Fri Jun 24 12:39:37 PDT 2005

So here's a case I ran into today, testing my sample openID server 
against livejournal's consumer (on one of the goathack systems):

1. I gave my identity URL to the consumer.
2. I had a bug in my server code, causing the transaction to fail.
3. I found and fixed the bug, and restarted the server.
4. The server was using only transient storage of secrets.
5. The server was setting the expiration for its secrets one month into 
the future.
6. The consumer still had a handle cached, that wasn't useable.
7. The server had no way to tell the consumer that the handle wasn't 
useable.

I quickly realized what was going on, and lowered the server's secret 
expiration to two minutes, and moved the other goathack system.
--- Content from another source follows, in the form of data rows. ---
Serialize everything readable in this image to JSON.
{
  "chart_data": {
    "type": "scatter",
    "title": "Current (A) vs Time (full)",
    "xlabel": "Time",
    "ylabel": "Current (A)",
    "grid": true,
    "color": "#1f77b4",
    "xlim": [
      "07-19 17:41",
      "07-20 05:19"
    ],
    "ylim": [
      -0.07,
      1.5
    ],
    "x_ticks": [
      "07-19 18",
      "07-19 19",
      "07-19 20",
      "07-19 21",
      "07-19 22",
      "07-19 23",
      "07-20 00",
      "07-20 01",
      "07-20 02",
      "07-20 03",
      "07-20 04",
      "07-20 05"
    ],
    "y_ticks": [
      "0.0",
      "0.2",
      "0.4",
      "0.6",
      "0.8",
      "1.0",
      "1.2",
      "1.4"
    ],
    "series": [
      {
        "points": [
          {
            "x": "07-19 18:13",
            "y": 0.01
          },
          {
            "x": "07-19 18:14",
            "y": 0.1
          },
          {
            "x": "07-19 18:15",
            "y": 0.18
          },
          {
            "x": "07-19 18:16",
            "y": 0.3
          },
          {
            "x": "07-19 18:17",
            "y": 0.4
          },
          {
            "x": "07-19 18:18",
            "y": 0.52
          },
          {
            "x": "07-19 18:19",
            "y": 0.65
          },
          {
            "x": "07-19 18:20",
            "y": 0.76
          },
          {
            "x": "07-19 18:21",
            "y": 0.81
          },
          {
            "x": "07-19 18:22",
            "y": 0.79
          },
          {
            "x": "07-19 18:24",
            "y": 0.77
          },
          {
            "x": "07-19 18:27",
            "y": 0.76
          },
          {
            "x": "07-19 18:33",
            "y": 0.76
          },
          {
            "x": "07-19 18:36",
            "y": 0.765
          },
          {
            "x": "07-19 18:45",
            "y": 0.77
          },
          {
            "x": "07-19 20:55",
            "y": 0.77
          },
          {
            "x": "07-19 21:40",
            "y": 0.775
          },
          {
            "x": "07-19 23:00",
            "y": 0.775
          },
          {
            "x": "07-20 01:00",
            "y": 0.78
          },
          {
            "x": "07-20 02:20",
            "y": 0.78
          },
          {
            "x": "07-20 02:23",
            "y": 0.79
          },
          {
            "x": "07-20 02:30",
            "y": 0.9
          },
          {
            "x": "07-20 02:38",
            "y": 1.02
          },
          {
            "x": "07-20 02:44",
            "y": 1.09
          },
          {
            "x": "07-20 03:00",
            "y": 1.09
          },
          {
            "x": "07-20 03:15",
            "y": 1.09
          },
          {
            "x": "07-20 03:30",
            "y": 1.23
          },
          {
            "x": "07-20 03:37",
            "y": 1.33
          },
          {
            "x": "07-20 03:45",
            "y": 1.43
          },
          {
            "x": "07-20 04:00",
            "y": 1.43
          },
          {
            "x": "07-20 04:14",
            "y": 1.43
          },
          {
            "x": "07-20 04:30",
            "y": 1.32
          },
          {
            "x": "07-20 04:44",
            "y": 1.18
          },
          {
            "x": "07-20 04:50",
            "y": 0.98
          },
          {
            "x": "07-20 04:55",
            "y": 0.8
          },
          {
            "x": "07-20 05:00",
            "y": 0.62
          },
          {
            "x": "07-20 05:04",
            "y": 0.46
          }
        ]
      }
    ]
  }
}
The problem was that it was too late on the first system.  It already 
had an association with my server, so it wasn't going to try to get a 
new one.  There was no way for my server to signal the consumer that the 
problem was an unrecognized assoc_handle, and that fetching a new 
association would solve the problem.

While the case I was working on was a bit silly (transient storage, but 
setting the expiration a month in the future?), I can see much more 
reasonable cases where the same problem will arise.  For instance, a 
server setting the expiration a month in the future using a MySQL DB to 
store secrets, and getting that table corrupted by a particularly vicous 
crash involving say...  Your colo facility losing power unexpectedly, 
and having your hardware doing write caching even though it said it 
wasn't?  (Just to pick a case a few people might be familiar with)  :)

There needs to be a way to recover from something like that in the spec. 
  Some system needs to exist where the server can tell the consumer that 
it didn't recognize the assoc_handle it received, and to get a new 
association and try again.

How should that be specified?

Carl